NDLR : Au lendemain de notre rencontre à Montréal le 21 septembre dernier avec Jean Charest, La Vie agricole lui a demandé de répondre à quelques questions d’actualités. Il s’est tout naturellement prêté au jeu et a démontré un soutien indéniable à l’UPA.
Yannick Patelli : Concernant le lait diafiltré qui nuit au maintien intégral de la gestion de l’offre, certains producteurs disent qu’on ne peut pas empêcher cette importation illégale parce qu’il ferait trop l’affaire d’industriels plus puissants auprès des partis politiques que les agriculteurs. Les producteurs au Québec et au Canada ont-ils encore selon vous les moyens de se faire entendre ?
Jean Charest : L’industrie agricole s’est fait entendre lorsque l’AECG a été conclu. Il était entendu que le gouvernement fédéral allait poser des gestes pour resserrer l’application des règles au sujet du lait diafiltré.
YP : Le ministre fédéral de l’Agriculture, Lawrence MacAulay semble gagner du temps en ne donnant pas de date pour régler la problématique du lait diafiltré. Deux agences fédérales ne se parlent pas dans ce dossier et le ministre de l’Agriculture à Québec dit faire tous les efforts nécessaires, mais rien ne se passe. N’est-ce pas simplement une méthode pour affaiblir la gestion de l’offre sans l’avouer ?
JC : Le ministre fédéral Lawrence MacAulay et son parti avaient pris un engagement très clair pendant la campagne électorale. Ils doivent donc maintenant respecter leur engagement.
YP : Le gouvernement conservateur de M. Harper voulait compenser financièrement les producteurs de fromages dans le cadre de l’accord Canada-Europe qui s’en vient. Le gouvernement Trudeau dit y réfléchir encore. Les producteurs laitiers sont désabusés. Justin Trudeau serait-il à vos yeux du coup moins social-démocrate que Stephen Harper ?
JC: L’engagement du gouvernement fédéral, peu importe qu’il soit conservateur ou libéral, au moment de la conclusion de l’AECG, était clair. Dans l’hypothèse où l’ouverture du marché causerait des difficultés aux producteurs de fromage québécois et canadien, ils auraient des compensations. Les effets de l’Accord en question se feront progressivement sur une période d’au moins 5 ans. Il reste donc du temps entre la mise en œuvre de l’accord et de ses effets sur le marché.
YP : Beaucoup de gens avisés dans le monde agricole qui souhaitent un Québec moderne se réfèrent au Rapport Pronovost, même la Coalition pour la souveraineté alimentaire dont Marcel Groleau est vice-président, mais personne n’en parle publiquement et aucun gouvernement n’applique les recommandations. La force syndicale de par son unicité rend-elle les choses immuables ?
JC : L’UPA n’est pas un obstacle à l’évolution de façon de faire dans le monde agricole. Ce que le milieu attend est un effort de concertation du gouvernement pour aller chercher l’adhésion.

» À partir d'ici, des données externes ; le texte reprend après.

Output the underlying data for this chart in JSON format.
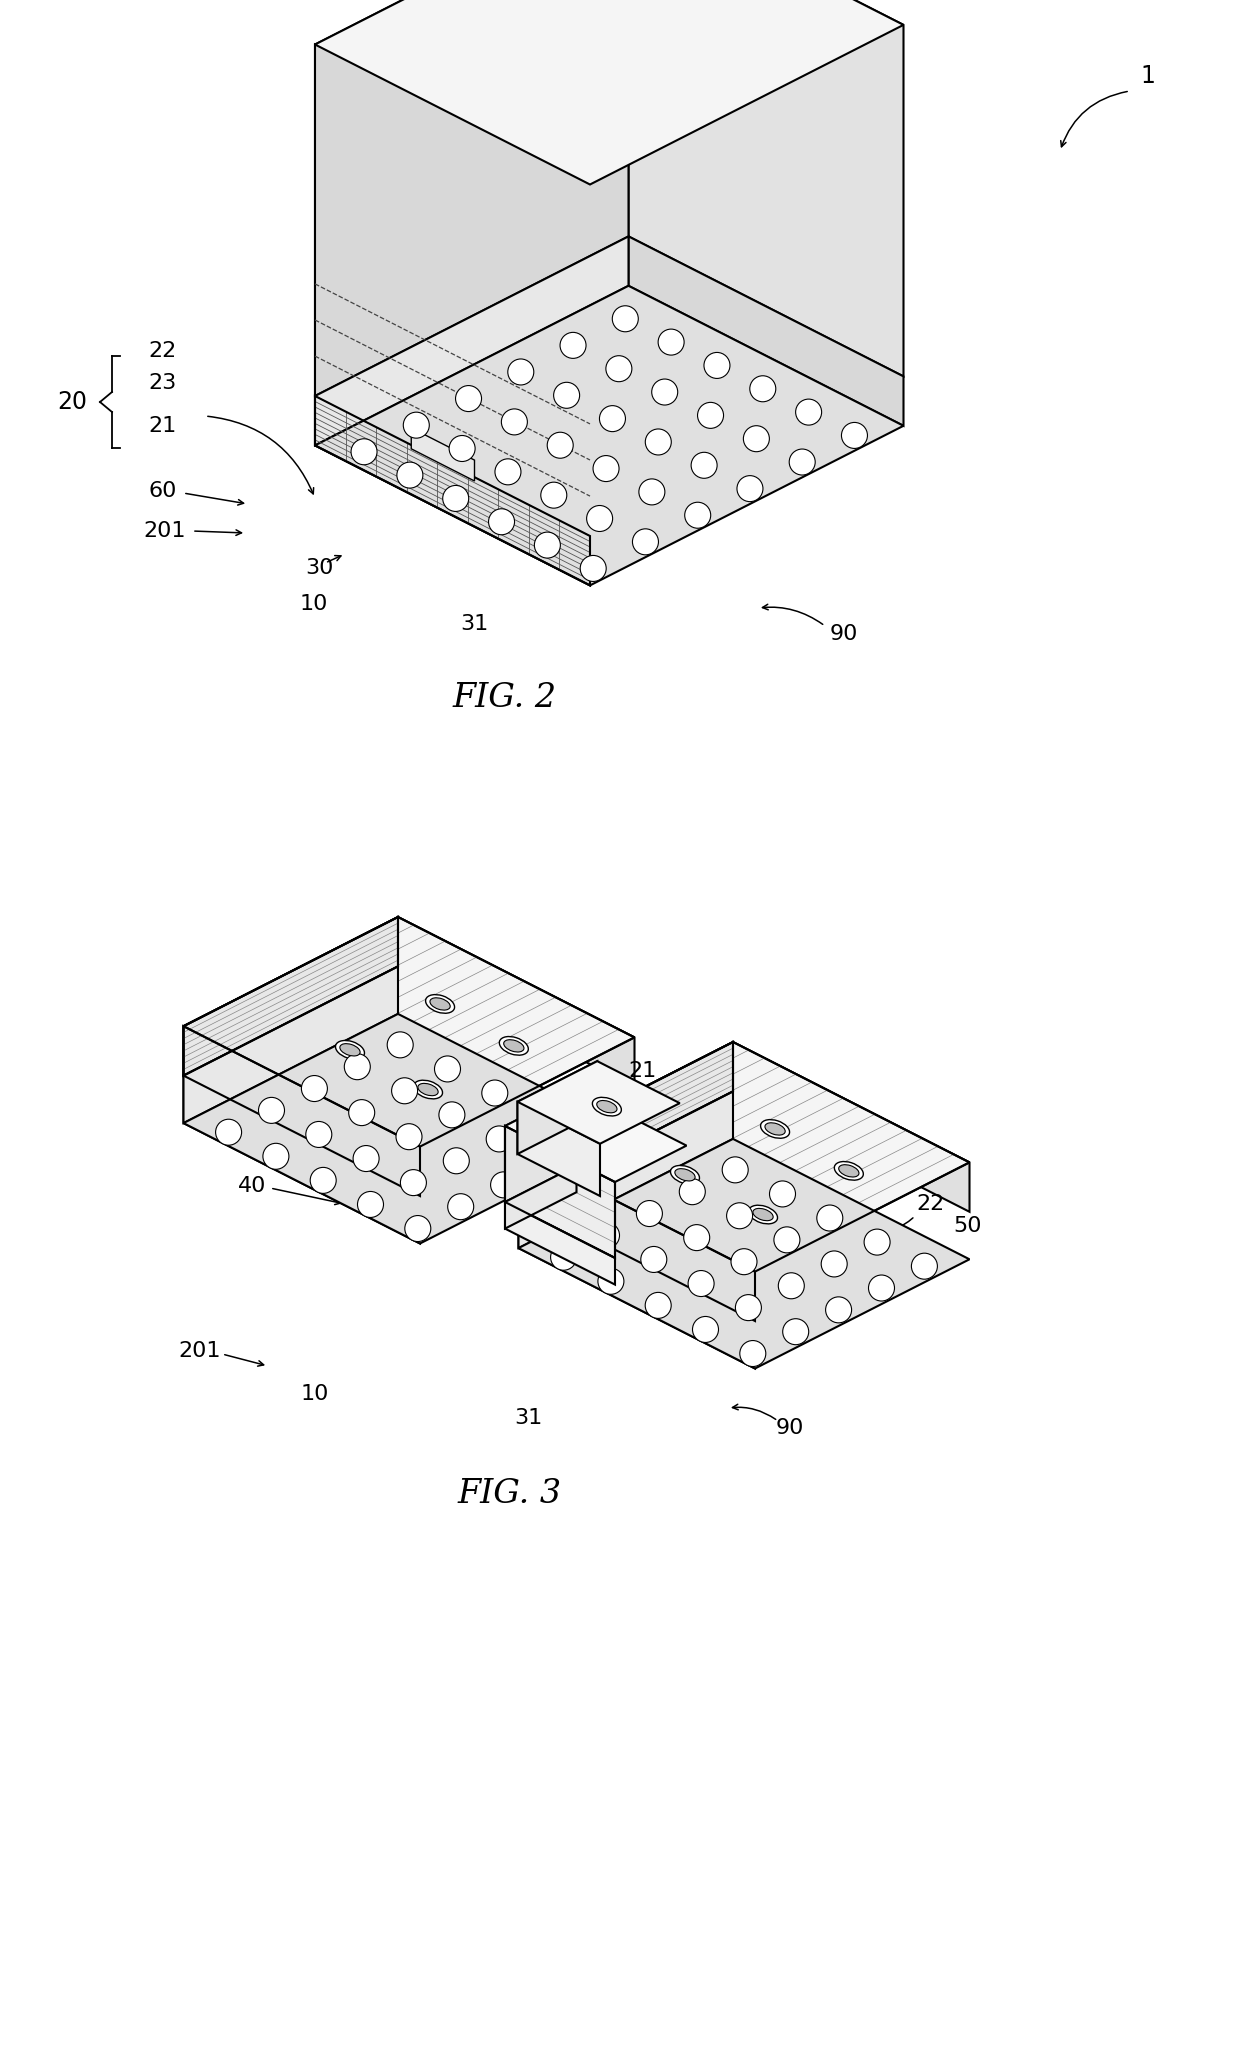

YP : André Desmarais, président et co-chef de la direction de Power Corporation veut partir des fermes biologiques et, son discours ainsi que celui des producteurs auxquels il s’est associé laisse entendre que ces projets novateurs se feront en dehors du cadre de L’UPA, syndicat unique reconnu par la loi. Au regard de votre fine analyse politique pensez-vous que nous vivrons dans les prochaines années un changement majeur dans la représentation syndicale au Québec* et dans les modèles d’affaires agricoles ?
JC : D’abord, je n’ai pas changé d’idée depuis ma déclaration de 2014 et je continue de croire au rôle très important que joue l’UPA.
YP : En France, Nicolas Sarkozy veut sortir de l’espace Schengen pour redéfinir les frontières des pays souverains tout en restant dans une dynamique européenne en recréant le duo avec l’Allemagne, appelé par les médias, le Merkozy. François Fillon vient de proposer une vraie politique rurale et agricole. Ici, M.Charest, vous parlez d’humaniser les traités internationaux. Vivons-nous comme le disent plusieurs experts un retour du balancier et un retour aux intérêts premiers du peuple et seriez aujourd’hui plus social- démocrate que ce que laissait paraître votre action politique ?
JC : Je me suis toujours situé au centre de l’échiquier politique et cela inclut une reconnaissance particulière du secteur agricole dans nos économies, incluant la protection de nos territoires.
*Vous disiez vous-même en entrevue avec La Vie agricole en 2014 : « Le modèle québécois est mis à rude épreuve. Je suis inquiet et il faut une nouvelle agriculture. Quand je vais à l’épicerie, je lis les étiquettes et ça m’interpelle quand je vois des cornichons de l’Inde et de l’ail de la Chine ! Ça m’agace et ce n’est pas normal. Il faut faire une agriculture de proximité, c’est un créneau qu’il faut pousser.»